Komedi Tiga Putaran

13/10/2022

KOMEDI TIGA PUTARAN

1

Sutari, usianya empat puluh tahun, tetapi setiap kali di depan cermin, dia berharap usianya dua puluh tahun. Jadi ketika melihat kerut di sekitar ujung matanya, cahaya matanya meredup. Lalu, dengan cepat tangannya meraba wajahnya, mengurut garis-garis tipis di sekitar kulitnya hingga tertarik ke ujung keningnya.  Setelah itu dia membuka mulutnya lebar-lebar dan menggerakannya ke semua arah, atas ke bawah, ke kanan ke kiri, dan kemudian diakhiri dengan merenggangkannya selama satu menit. Semua itu disebutnya senam muka. Sutari melakukan itu setiap hari selama satu bulan. Saat dia melihat hasilnya di akhir bulan, dia hanya menghela nafas.

"Sudah saatnya membeli antiaging," bisiknya lirih.

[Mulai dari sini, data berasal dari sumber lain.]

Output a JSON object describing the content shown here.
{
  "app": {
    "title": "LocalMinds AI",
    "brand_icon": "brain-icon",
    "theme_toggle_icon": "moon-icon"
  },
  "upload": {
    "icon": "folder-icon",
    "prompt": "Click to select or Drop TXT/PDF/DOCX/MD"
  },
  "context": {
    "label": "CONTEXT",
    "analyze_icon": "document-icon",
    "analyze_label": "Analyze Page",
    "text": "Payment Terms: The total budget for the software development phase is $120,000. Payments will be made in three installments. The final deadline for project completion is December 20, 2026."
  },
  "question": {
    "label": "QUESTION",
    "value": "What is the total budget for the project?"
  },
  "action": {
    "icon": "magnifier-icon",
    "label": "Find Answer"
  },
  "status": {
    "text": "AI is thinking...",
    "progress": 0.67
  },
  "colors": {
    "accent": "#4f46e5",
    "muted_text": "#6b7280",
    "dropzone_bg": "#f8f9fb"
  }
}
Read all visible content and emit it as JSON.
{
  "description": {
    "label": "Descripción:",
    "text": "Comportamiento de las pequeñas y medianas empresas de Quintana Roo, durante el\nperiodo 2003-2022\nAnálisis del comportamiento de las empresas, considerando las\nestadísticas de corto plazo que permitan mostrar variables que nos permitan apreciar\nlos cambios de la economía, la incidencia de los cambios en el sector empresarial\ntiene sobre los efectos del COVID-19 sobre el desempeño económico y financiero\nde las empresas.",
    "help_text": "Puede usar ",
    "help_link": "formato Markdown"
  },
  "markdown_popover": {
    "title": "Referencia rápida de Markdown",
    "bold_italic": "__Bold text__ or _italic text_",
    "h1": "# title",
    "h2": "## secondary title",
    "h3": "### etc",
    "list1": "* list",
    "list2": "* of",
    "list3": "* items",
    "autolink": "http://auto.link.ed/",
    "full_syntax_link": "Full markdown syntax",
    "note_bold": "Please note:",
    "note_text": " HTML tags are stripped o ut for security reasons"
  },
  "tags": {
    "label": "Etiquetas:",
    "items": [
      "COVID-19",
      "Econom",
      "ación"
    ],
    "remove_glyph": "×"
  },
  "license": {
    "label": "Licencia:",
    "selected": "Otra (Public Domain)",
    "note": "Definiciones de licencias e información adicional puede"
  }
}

Pukul tujuh malam, Sutari duduk malas di sofa menghadap televisi menyala. Ketika saluran televisi menyiarkan berita tentang politik, tangan Sutari sibuk mencari produk kecantikan di ponsel pintarnya. Wajah politisi itu muram, tapi suaranya keras menjawab tuduhan korupsinya. Ketika televisi menyiarkan iklan pemutih wajah, mata Sutari memperhatikannya. Semua itu dilakukan berulangkali-hingga kemudian seorang reporter melaporkan berita dalam program `Breaking News`.

Saat itu, mata Sutari tengah menatap lekat produk kecantikan yang luar biasa. Luar biasa mahal, tapi luar biasa hasilnya, kata testimoni yang diberikan oleh seorang artis kecantikan yang tersohor di media sosial. Sementara Sutari terpesona dan bimbang, reporter TV itu melaporkan sebuah kecelakaan yang terjadi di sebuah jalan di kota Be.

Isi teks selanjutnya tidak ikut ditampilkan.